BELGIQUE

Finis les œufs de cages dans les biscuits LU, Gaïa gagne du terrain

Finis les œufs de cages dans les biscuits LU, Gaïa gagne du terrain

Chez nous, les biscuits LU sont désormais uniquement produits à base d'oeufs provenant de poules élevées au sol. Belga

Le célèbre fabricant de biscuits Lu a décidé de ne plus utiliser que des œufs issus d’élevages hors cages pour la fabrication de ses produits vendus en Belgique. Une nouvelle victoire pour Gaïa, organisme de défense des animaux, qui gagne du terrain dans son combat.
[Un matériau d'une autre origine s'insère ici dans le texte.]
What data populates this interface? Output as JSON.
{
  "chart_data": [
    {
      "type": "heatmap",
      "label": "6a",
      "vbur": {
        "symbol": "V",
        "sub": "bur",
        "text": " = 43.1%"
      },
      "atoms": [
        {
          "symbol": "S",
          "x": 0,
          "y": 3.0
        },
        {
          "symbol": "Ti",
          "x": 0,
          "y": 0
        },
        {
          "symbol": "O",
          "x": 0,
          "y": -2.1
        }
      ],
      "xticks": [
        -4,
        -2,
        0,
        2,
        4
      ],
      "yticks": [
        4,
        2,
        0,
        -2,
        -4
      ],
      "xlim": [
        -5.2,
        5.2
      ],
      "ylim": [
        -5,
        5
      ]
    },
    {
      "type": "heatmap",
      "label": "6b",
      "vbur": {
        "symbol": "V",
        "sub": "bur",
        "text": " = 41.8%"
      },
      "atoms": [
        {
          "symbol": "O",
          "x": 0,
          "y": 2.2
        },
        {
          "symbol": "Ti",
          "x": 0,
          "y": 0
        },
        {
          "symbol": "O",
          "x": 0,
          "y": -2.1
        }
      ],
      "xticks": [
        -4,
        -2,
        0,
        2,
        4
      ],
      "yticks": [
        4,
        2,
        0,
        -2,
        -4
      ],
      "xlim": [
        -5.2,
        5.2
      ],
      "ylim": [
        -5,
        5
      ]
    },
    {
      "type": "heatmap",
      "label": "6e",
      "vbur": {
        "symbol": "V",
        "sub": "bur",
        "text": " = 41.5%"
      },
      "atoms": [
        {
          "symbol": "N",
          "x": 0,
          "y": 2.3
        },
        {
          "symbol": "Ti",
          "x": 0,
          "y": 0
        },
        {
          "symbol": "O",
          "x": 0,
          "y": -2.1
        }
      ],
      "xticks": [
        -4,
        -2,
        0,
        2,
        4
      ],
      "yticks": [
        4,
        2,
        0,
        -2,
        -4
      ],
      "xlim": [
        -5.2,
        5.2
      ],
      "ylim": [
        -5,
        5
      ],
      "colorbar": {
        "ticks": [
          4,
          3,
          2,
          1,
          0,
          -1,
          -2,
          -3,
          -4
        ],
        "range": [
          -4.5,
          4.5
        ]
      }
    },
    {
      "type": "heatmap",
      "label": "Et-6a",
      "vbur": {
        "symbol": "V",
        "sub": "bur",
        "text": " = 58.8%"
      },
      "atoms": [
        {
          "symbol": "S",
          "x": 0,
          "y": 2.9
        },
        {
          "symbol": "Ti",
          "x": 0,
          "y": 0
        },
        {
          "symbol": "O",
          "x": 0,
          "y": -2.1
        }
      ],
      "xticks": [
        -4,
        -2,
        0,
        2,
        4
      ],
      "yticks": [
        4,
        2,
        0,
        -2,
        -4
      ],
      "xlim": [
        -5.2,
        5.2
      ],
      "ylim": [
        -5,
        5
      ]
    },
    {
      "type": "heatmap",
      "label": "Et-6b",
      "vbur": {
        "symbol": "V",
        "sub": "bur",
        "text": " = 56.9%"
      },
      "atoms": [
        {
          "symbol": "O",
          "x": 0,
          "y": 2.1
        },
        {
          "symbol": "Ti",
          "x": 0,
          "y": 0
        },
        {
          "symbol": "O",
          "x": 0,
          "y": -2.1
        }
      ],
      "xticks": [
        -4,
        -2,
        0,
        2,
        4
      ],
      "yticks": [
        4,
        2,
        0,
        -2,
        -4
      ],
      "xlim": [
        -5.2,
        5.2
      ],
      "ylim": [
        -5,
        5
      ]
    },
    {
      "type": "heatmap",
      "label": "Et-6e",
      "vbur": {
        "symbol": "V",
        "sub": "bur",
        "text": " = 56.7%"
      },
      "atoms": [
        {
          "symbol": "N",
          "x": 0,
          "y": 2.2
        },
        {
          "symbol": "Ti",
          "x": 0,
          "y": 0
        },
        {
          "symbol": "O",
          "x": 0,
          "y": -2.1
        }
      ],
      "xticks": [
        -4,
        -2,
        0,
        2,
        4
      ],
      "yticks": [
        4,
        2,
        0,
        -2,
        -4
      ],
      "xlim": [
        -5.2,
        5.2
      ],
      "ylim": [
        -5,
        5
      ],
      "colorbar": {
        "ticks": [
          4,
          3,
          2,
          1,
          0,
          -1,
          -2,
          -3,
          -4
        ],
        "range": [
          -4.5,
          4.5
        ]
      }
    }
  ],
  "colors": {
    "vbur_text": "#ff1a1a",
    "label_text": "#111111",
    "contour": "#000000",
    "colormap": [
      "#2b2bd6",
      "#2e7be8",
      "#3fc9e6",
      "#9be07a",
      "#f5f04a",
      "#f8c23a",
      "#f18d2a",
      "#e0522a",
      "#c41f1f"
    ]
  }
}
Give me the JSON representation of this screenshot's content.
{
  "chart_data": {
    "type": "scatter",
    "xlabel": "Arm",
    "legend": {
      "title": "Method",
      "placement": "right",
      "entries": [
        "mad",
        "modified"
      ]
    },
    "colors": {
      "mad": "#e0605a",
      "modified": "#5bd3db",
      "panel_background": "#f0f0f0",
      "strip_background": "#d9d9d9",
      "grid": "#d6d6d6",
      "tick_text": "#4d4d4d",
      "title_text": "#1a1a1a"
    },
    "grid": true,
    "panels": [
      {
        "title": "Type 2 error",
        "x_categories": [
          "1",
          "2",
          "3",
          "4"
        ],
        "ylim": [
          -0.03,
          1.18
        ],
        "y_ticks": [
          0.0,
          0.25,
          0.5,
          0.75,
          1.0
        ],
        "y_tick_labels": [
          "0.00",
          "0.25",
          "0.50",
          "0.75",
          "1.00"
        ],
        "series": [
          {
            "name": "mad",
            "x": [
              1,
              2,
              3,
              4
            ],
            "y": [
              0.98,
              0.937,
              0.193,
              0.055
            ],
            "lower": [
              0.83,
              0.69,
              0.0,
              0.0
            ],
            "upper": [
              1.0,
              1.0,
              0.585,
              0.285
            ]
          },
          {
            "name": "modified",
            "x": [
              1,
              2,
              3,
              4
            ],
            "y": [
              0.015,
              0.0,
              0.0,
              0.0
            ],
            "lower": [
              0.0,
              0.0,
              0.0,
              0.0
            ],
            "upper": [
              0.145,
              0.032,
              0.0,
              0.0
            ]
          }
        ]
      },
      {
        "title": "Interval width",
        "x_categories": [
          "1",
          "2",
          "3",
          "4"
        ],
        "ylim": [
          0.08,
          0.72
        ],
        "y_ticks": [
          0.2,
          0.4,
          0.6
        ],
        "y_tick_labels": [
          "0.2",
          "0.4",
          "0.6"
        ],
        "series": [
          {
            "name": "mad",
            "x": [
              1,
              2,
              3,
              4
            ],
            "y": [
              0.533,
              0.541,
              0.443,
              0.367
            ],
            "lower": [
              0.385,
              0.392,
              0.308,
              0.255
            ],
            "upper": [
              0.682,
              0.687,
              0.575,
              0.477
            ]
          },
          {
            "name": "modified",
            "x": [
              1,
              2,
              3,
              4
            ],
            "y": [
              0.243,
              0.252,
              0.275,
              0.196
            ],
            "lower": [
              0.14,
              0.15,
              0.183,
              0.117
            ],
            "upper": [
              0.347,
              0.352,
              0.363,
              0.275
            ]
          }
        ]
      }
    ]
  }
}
Cette mesure a été adoptée suite aux concertations entre la marque de biscuit et GAIA. Cette année, la moitié du volume des biscuits Lu mis sur le marché belge et contenant des ovoproduits ne sera plus fabriquée qu’avec des œufs de poules élevées au sol. Et en 2014, la mesure concernera 100 % des biscuits vendus en Belgique. Cela correspond chaque année à environ 250 à 300 tonnes d’œufs.

22.000 poules épargnées

« Nous reconnaissons que le bien-être des animaux est un critère important pour les consommateurs, les clients et GAIA, indique-t-on chez Lu. C’est pourquoi nous avons débuté l’achat d’œufs de poules élevées au sol dans certaines de nos usines en Europe, et notamment pour tous nos biscuits qui sont vendus en Belgique » Chez Gaïa, on s'en doute, la décision réjouit. « Grâce à sa décision, l’entreprise épargne à plus de 22 000 poules pondeuses la souffrance de l’élevage en cages de batterie et leur accorde ainsi une vie meilleure », explique Michel Vandenbosch, président de l'organisme.

Gaïa gagne donc encore du terrain dans son combat pour boycotter les œufs en provenance d'élevages en cages de batterie. Depuis plusieurs années, l'association et ses sympathisants  tentent de pousser les grands groupes agro-alimentaires et la grande distribution à l'achat d'oeufs de poules élevées au sol, plus respectueux de l'animal.

Tache d'huile depuis 2007

En 2007, déjà, toutes les grandes chaînes de distribution en Belgique ont cessé la vente d’oeufs frais provenant d’élevages en batterie. Une mesure qui épargne un million de poules par an. Par la suite, plusieurs enseignes ont décidé de ne plus utiliser d'oeufs de cages dans leurs produits alimentaires de marque propre. Ainsi chez Colruyt, cette décision concerne quelque 1000 produits. Chez Carrefour Belgique, la décision a été prise pour les sauces de marque propre, soit 30 produits. 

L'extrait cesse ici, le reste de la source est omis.